Alternatives to the Infiniti Q30
The Q30’s biggest problem is that it rivals the Audi A3, BMW 1 Series and Mercedes A-Class. Not only are these three brands highly revered by UK buyers but the cars are also excellent, with efficient engines, superb build quality, decent dynamics and a large dealer network. There are also plenty of all three to choose from on the used market.
All of these factors also apply to the Volkswagen Golf, which is the consummate all-rounder, while the Volvo V40 might appeal if you don’t consider it a little long in the tooth. You could also buy an Alfa Romeo Giulietta, which looks good and offers decent value as a used buy, although the design has been around since 2010. Don’t forget the hybrid-only Lexus CT200h, either.
What to look for
Sport editions have run-flat tyres, while all other Q30 models get normal tyres and a repair kit with no spare wheel.
A few owners have had problems with the front door seals squeaking. Applying a coat of silicone should help fix things.
Some owners have reported problems with easily damaged paint; this doesn’t seem widespread, but inspect used purchases accordingly.
The fuel filler flap-actuating solenoid can fail, and there’s no back-up cable to allow the cover to be opened if this happens.
The Q30’s cabin is generally attractive, easy to use and made from high-quality materials, but in some places it’s not quite as upmarket as you might hope. Yet the seats are comfortable and the front ones have height adjustment, although headroom is compromised by the low roofline; those in the back seats are more likely to struggle with this. At 430 litres, the boot is generous for the class.
All Q30s need servicing every 12 months or 15,000 miles. The first check-up is pegged at £244, the second £362, the third £271, the fourth £599 and the fifth £368. The prices include fresh brake fluid every two years, but the coolant needs replacing every six years for £100.
The only engine with a cambelt is the 1.5-litre diesel; budget £600 to have this and the water pump replaced. Most parts costs given here are cut once a Q30 turns three; the front brake pads drop by £24, for example.

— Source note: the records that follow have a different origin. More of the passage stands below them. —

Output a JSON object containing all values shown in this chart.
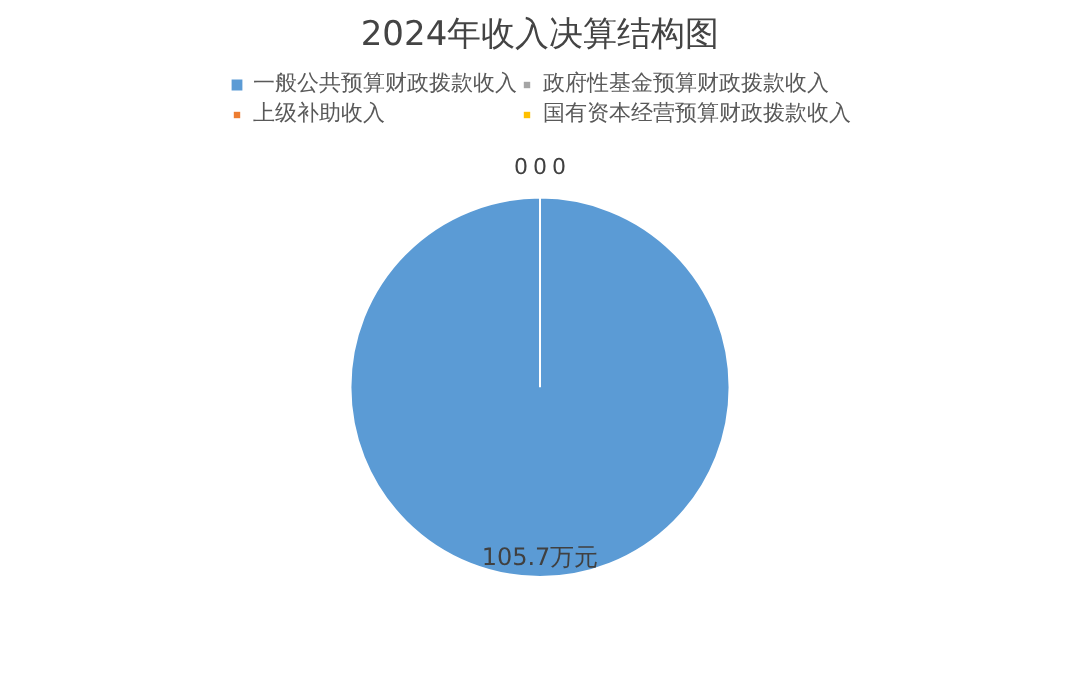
{
  "chart_data": {
    "type": "pie",
    "title": "2024年收入决算结构图",
    "categories": [
      "一般公共预算财政拨款收入",
      "上级补助收入",
      "政府性基金预算财政拨款收入",
      "国有资本经营预算财政拨款收入"
    ],
    "values": [
      105.7,
      0,
      0,
      0
    ],
    "colors": [
      "#5b9bd5",
      "#ed7d31",
      "#a5a5a5",
      "#ffc000"
    ],
    "value_labels": [
      "105.7万元",
      "0",
      "0",
      "0"
    ],
    "legend": "top"
  }
}
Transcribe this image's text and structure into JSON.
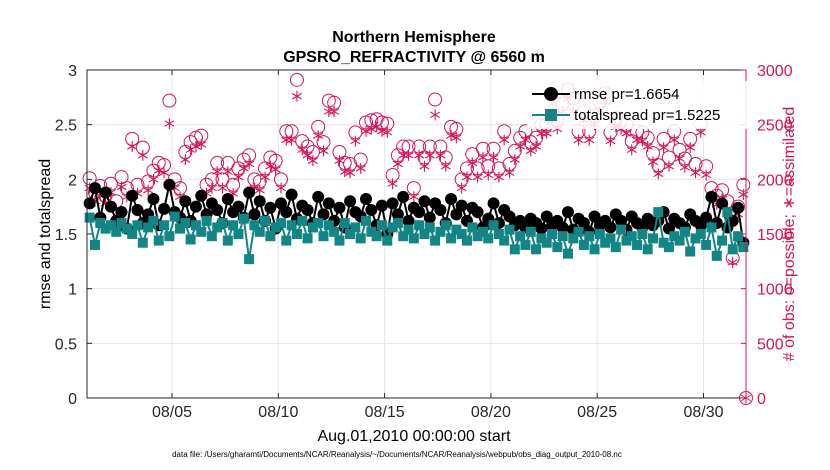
{
  "chart_data": {
    "type": "line",
    "title": "Northern Hemisphere",
    "subtitle": "GPSRO_REFRACTIVITY @ 6560 m",
    "xlabel": "Aug.01,2010 00:00:00 start",
    "ylabel_left": "rmse and totalspread",
    "ylabel_right": "# of obs: o=possible; ∗=assimilated",
    "xlim": [
      1,
      32
    ],
    "ylim_left": [
      0,
      3
    ],
    "ylim_right": [
      0,
      3000
    ],
    "x_ticks": [
      5,
      10,
      15,
      20,
      25,
      30
    ],
    "x_tick_labels": [
      "08/05",
      "08/10",
      "08/15",
      "08/20",
      "08/25",
      "08/30"
    ],
    "y_ticks_left": [
      0,
      0.5,
      1,
      1.5,
      2,
      2.5,
      3
    ],
    "y_tick_labels_left": [
      "0",
      "0.5",
      "1",
      "1.5",
      "2",
      "2.5",
      "3"
    ],
    "y_ticks_right": [
      0,
      500,
      1000,
      1500,
      2000,
      2500,
      3000
    ],
    "y_tick_labels_right": [
      "0",
      "500",
      "1000",
      "1500",
      "2000",
      "2500",
      "3000"
    ],
    "grid": true,
    "legend_position": "top-right",
    "footnote": "data file: /Users/gharamti/Documents/NCAR/Reanalysis/~/Documents/NCAR/Reanalysis/webpub/obs_diag_output_2010-08.nc",
    "colors": {
      "rmse": "#000000",
      "totalspread": "#138585",
      "obs": "#d4145a",
      "grid": "#e6e6e6",
      "frame": "#262626"
    },
    "series": [
      {
        "name": "rmse pr=1.6654",
        "axis": "left",
        "x": [
          1.125,
          1.375,
          1.625,
          1.875,
          2.125,
          2.375,
          2.625,
          2.875,
          3.125,
          3.375,
          3.625,
          3.875,
          4.125,
          4.375,
          4.625,
          4.875,
          5.125,
          5.375,
          5.625,
          5.875,
          6.125,
          6.375,
          6.625,
          6.875,
          7.125,
          7.375,
          7.625,
          7.875,
          8.125,
          8.375,
          8.625,
          8.875,
          9.125,
          9.375,
          9.625,
          9.875,
          10.125,
          10.375,
          10.625,
          10.875,
          11.125,
          11.375,
          11.625,
          11.875,
          12.125,
          12.375,
          12.625,
          12.875,
          13.125,
          13.375,
          13.625,
          13.875,
          14.125,
          14.375,
          14.625,
          14.875,
          15.125,
          15.375,
          15.625,
          15.875,
          16.125,
          16.375,
          16.625,
          16.875,
          17.125,
          17.375,
          17.625,
          17.875,
          18.125,
          18.375,
          18.625,
          18.875,
          19.125,
          19.375,
          19.625,
          19.875,
          20.125,
          20.375,
          20.625,
          20.875,
          21.125,
          21.375,
          21.625,
          21.875,
          22.125,
          22.375,
          22.625,
          22.875,
          23.125,
          23.375,
          23.625,
          23.875,
          24.125,
          24.375,
          24.625,
          24.875,
          25.125,
          25.375,
          25.625,
          25.875,
          26.125,
          26.375,
          26.625,
          26.875,
          27.125,
          27.375,
          27.625,
          27.875,
          28.125,
          28.375,
          28.625,
          28.875,
          29.125,
          29.375,
          29.625,
          29.875,
          30.125,
          30.375,
          30.625,
          30.875,
          31.125,
          31.375,
          31.625,
          31.875
        ],
        "values": [
          1.78,
          1.92,
          1.65,
          1.88,
          1.75,
          1.62,
          1.7,
          1.55,
          1.85,
          1.72,
          1.6,
          1.68,
          1.82,
          1.58,
          1.73,
          1.95,
          1.7,
          1.65,
          1.8,
          1.62,
          1.75,
          1.85,
          1.68,
          1.78,
          1.72,
          1.6,
          1.82,
          1.7,
          1.75,
          1.65,
          1.88,
          1.68,
          1.8,
          1.62,
          1.74,
          1.55,
          1.78,
          1.7,
          1.86,
          1.64,
          1.76,
          1.72,
          1.6,
          1.84,
          1.68,
          1.78,
          1.62,
          1.74,
          1.56,
          1.8,
          1.7,
          1.66,
          1.82,
          1.72,
          1.58,
          1.76,
          1.5,
          1.78,
          1.68,
          1.84,
          1.62,
          1.74,
          1.7,
          1.8,
          1.65,
          1.78,
          1.72,
          1.6,
          1.82,
          1.68,
          1.76,
          1.62,
          1.74,
          1.7,
          1.56,
          1.64,
          1.78,
          1.6,
          1.72,
          1.66,
          1.58,
          1.62,
          1.56,
          1.64,
          1.6,
          1.55,
          1.66,
          1.58,
          1.62,
          1.56,
          1.7,
          1.54,
          1.64,
          1.6,
          1.52,
          1.66,
          1.58,
          1.62,
          1.56,
          1.68,
          1.62,
          1.54,
          1.66,
          1.6,
          1.56,
          1.64,
          1.58,
          1.62,
          1.7,
          1.55,
          1.64,
          1.6,
          1.56,
          1.68,
          1.62,
          1.58,
          1.65,
          1.84,
          1.6,
          1.78,
          1.56,
          1.62,
          1.74,
          1.42
        ]
      },
      {
        "name": "totalspread pr=1.5225",
        "axis": "left",
        "x": [
          1.125,
          1.375,
          1.625,
          1.875,
          2.125,
          2.375,
          2.625,
          2.875,
          3.125,
          3.375,
          3.625,
          3.875,
          4.125,
          4.375,
          4.625,
          4.875,
          5.125,
          5.375,
          5.625,
          5.875,
          6.125,
          6.375,
          6.625,
          6.875,
          7.125,
          7.375,
          7.625,
          7.875,
          8.125,
          8.375,
          8.625,
          8.875,
          9.125,
          9.375,
          9.625,
          9.875,
          10.125,
          10.375,
          10.625,
          10.875,
          11.125,
          11.375,
          11.625,
          11.875,
          12.125,
          12.375,
          12.625,
          12.875,
          13.125,
          13.375,
          13.625,
          13.875,
          14.125,
          14.375,
          14.625,
          14.875,
          15.125,
          15.375,
          15.625,
          15.875,
          16.125,
          16.375,
          16.625,
          16.875,
          17.125,
          17.375,
          17.625,
          17.875,
          18.125,
          18.375,
          18.625,
          18.875,
          19.125,
          19.375,
          19.625,
          19.875,
          20.125,
          20.375,
          20.625,
          20.875,
          21.125,
          21.375,
          21.625,
          21.875,
          22.125,
          22.375,
          22.625,
          22.875,
          23.125,
          23.375,
          23.625,
          23.875,
          24.125,
          24.375,
          24.625,
          24.875,
          25.125,
          25.375,
          25.625,
          25.875,
          26.125,
          26.375,
          26.625,
          26.875,
          27.125,
          27.375,
          27.625,
          27.875,
          28.125,
          28.375,
          28.625,
          28.875,
          29.125,
          29.375,
          29.625,
          29.875,
          30.125,
          30.375,
          30.625,
          30.875,
          31.125,
          31.375,
          31.625,
          31.875
        ],
        "values": [
          1.65,
          1.4,
          1.6,
          1.55,
          1.58,
          1.52,
          1.6,
          1.55,
          1.5,
          1.58,
          1.42,
          1.56,
          1.62,
          1.44,
          1.58,
          1.48,
          1.66,
          1.55,
          1.6,
          1.45,
          1.58,
          1.52,
          1.62,
          1.48,
          1.56,
          1.6,
          1.44,
          1.58,
          1.5,
          1.64,
          1.27,
          1.58,
          1.52,
          1.62,
          1.48,
          1.56,
          1.6,
          1.44,
          1.58,
          1.5,
          1.62,
          1.46,
          1.56,
          1.6,
          1.48,
          1.58,
          1.52,
          1.44,
          1.6,
          1.5,
          1.56,
          1.46,
          1.62,
          1.52,
          1.48,
          1.58,
          1.44,
          1.56,
          1.6,
          1.48,
          1.54,
          1.46,
          1.58,
          1.5,
          1.56,
          1.44,
          1.52,
          1.58,
          1.46,
          1.54,
          1.5,
          1.44,
          1.56,
          1.48,
          1.52,
          1.46,
          1.58,
          1.5,
          1.44,
          1.54,
          1.36,
          1.48,
          1.4,
          1.52,
          1.36,
          1.46,
          1.42,
          1.5,
          1.38,
          1.48,
          1.32,
          1.46,
          1.52,
          1.4,
          1.48,
          1.36,
          1.5,
          1.42,
          1.46,
          1.38,
          1.54,
          1.44,
          1.48,
          1.4,
          1.5,
          1.36,
          1.46,
          1.7,
          1.42,
          1.38,
          1.48,
          1.44,
          1.52,
          1.34,
          1.46,
          1.5,
          1.4,
          1.56,
          1.3,
          1.44,
          1.7,
          1.36,
          1.48,
          1.38
        ]
      },
      {
        "name": "possible",
        "axis": "right",
        "marker": "circle",
        "x": [
          1.125,
          1.375,
          1.625,
          1.875,
          2.125,
          2.375,
          2.625,
          2.875,
          3.125,
          3.375,
          3.625,
          3.875,
          4.125,
          4.375,
          4.625,
          4.875,
          5.125,
          5.375,
          5.625,
          5.875,
          6.125,
          6.375,
          6.625,
          6.875,
          7.125,
          7.375,
          7.625,
          7.875,
          8.125,
          8.375,
          8.625,
          8.875,
          9.125,
          9.375,
          9.625,
          9.875,
          10.125,
          10.375,
          10.625,
          10.875,
          11.125,
          11.375,
          11.625,
          11.875,
          12.125,
          12.375,
          12.625,
          12.875,
          13.125,
          13.375,
          13.625,
          13.875,
          14.125,
          14.375,
          14.625,
          14.875,
          15.125,
          15.375,
          15.625,
          15.875,
          16.125,
          16.375,
          16.625,
          16.875,
          17.125,
          17.375,
          17.625,
          17.875,
          18.125,
          18.375,
          18.625,
          18.875,
          19.125,
          19.375,
          19.625,
          19.875,
          20.125,
          20.375,
          20.625,
          20.875,
          21.125,
          21.375,
          21.625,
          21.875,
          22.125,
          22.375,
          22.625,
          22.875,
          23.125,
          23.375,
          23.625,
          23.875,
          24.125,
          24.375,
          24.625,
          24.875,
          25.125,
          25.375,
          25.625,
          25.875,
          26.125,
          26.375,
          26.625,
          26.875,
          27.125,
          27.375,
          27.625,
          27.875,
          28.125,
          28.375,
          28.625,
          28.875,
          29.125,
          29.375,
          29.625,
          29.875,
          30.125,
          30.375,
          30.625,
          30.875,
          31.125,
          31.375,
          31.625,
          31.875
        ],
        "values": [
          2010,
          1880,
          1940,
          1850,
          1960,
          1800,
          2020,
          1920,
          2370,
          1950,
          2290,
          1980,
          2080,
          2150,
          2130,
          2720,
          2000,
          1920,
          2250,
          2340,
          2380,
          2400,
          1950,
          2000,
          2150,
          2000,
          2150,
          1950,
          2100,
          2180,
          2220,
          2000,
          1980,
          2100,
          2200,
          2170,
          2000,
          2440,
          2440,
          2910,
          2350,
          2300,
          2250,
          2480,
          2340,
          2720,
          2700,
          2250,
          2150,
          2140,
          2430,
          2180,
          2520,
          2540,
          2550,
          2520,
          2510,
          2040,
          2220,
          2300,
          2300,
          1920,
          2300,
          2200,
          2300,
          2730,
          2300,
          2200,
          2480,
          2460,
          2000,
          2100,
          2230,
          2100,
          2280,
          2120,
          2280,
          2100,
          2440,
          2140,
          2260,
          2380,
          2440,
          2340,
          2380,
          2500,
          2500,
          2620,
          2540,
          2690,
          2820,
          2740,
          2440,
          2620,
          2440,
          2580,
          2710,
          2790,
          2430,
          2560,
          2540,
          2500,
          2350,
          2440,
          2430,
          2380,
          2240,
          2130,
          2370,
          2200,
          2440,
          2270,
          2190,
          2370,
          2140,
          2510,
          2120,
          1920,
          1850,
          1900,
          1800,
          1280,
          1750,
          1950
        ]
      },
      {
        "name": "assimilated",
        "axis": "right",
        "marker": "asterisk",
        "x": [
          1.125,
          1.375,
          1.625,
          1.875,
          2.125,
          2.375,
          2.625,
          2.875,
          3.125,
          3.375,
          3.625,
          3.875,
          4.125,
          4.375,
          4.625,
          4.875,
          5.125,
          5.375,
          5.625,
          5.875,
          6.125,
          6.375,
          6.625,
          6.875,
          7.125,
          7.375,
          7.625,
          7.875,
          8.125,
          8.375,
          8.625,
          8.875,
          9.125,
          9.375,
          9.625,
          9.875,
          10.125,
          10.375,
          10.625,
          10.875,
          11.125,
          11.375,
          11.625,
          11.875,
          12.125,
          12.375,
          12.625,
          12.875,
          13.125,
          13.375,
          13.625,
          13.875,
          14.125,
          14.375,
          14.625,
          14.875,
          15.125,
          15.375,
          15.625,
          15.875,
          16.125,
          16.375,
          16.625,
          16.875,
          17.125,
          17.375,
          17.625,
          17.875,
          18.125,
          18.375,
          18.625,
          18.875,
          19.125,
          19.375,
          19.625,
          19.875,
          20.125,
          20.375,
          20.625,
          20.875,
          21.125,
          21.375,
          21.625,
          21.875,
          22.125,
          22.375,
          22.625,
          22.875,
          23.125,
          23.375,
          23.625,
          23.875,
          24.125,
          24.375,
          24.625,
          24.875,
          25.125,
          25.375,
          25.625,
          25.875,
          26.125,
          26.375,
          26.625,
          26.875,
          27.125,
          27.375,
          27.625,
          27.875,
          28.125,
          28.375,
          28.625,
          28.875,
          29.125,
          29.375,
          29.625,
          29.875,
          30.125,
          30.375,
          30.625,
          30.875,
          31.125,
          31.375,
          31.625,
          31.875
        ],
        "values": [
          1920,
          1800,
          1850,
          1780,
          1880,
          1720,
          1930,
          1840,
          2300,
          1870,
          2220,
          1900,
          2000,
          2080,
          2060,
          2510,
          1920,
          1840,
          2180,
          2270,
          2300,
          2320,
          1870,
          1920,
          2070,
          1920,
          2070,
          1870,
          2020,
          2100,
          2140,
          1920,
          1900,
          2020,
          2120,
          2090,
          1920,
          2360,
          2360,
          2760,
          2270,
          2220,
          2170,
          2400,
          2260,
          2620,
          2620,
          2170,
          2070,
          2060,
          2350,
          2100,
          2440,
          2460,
          2480,
          2440,
          2430,
          1960,
          2140,
          2220,
          2220,
          1840,
          2220,
          2120,
          2220,
          2590,
          2220,
          2120,
          2400,
          2380,
          1920,
          2020,
          2150,
          2020,
          2200,
          2040,
          2200,
          2020,
          2360,
          2060,
          2180,
          2300,
          2360,
          2260,
          2300,
          2420,
          2420,
          2540,
          2460,
          2620,
          2740,
          2620,
          2360,
          2540,
          2360,
          2500,
          2630,
          2710,
          2350,
          2480,
          2460,
          2420,
          2270,
          2360,
          2350,
          2300,
          2160,
          2050,
          2290,
          2120,
          2360,
          2190,
          2110,
          2290,
          2060,
          2430,
          2040,
          1840,
          1770,
          1820,
          1720,
          1240,
          1680,
          1860
        ]
      }
    ]
  }
}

The Q30 has had eight recalls, five of them between December 2016 and January 2018 for faulty seatbelts or airbags. The sixth campaign came in October 2018 to address incorrect labelling on the engine’s control module; two months later, more Q30s were recalled due to faulty child safety locks on the rear doors. A January 2019 action was for faulty gearshift indicator software.
Driver Power owner satisfaction
Infiniti is a niche seller in the UK, so it hasn’t appeared in our Driver Power surveys, but a handful of owners have reviewed their Q30s on Carbuyer.co.uk with an average score of four out of five. The general themes are that the model offers good value, decent comfort and kit levels – although one owner criticises his Q30 for its poor gearbox, noisy engine and disappointing interior.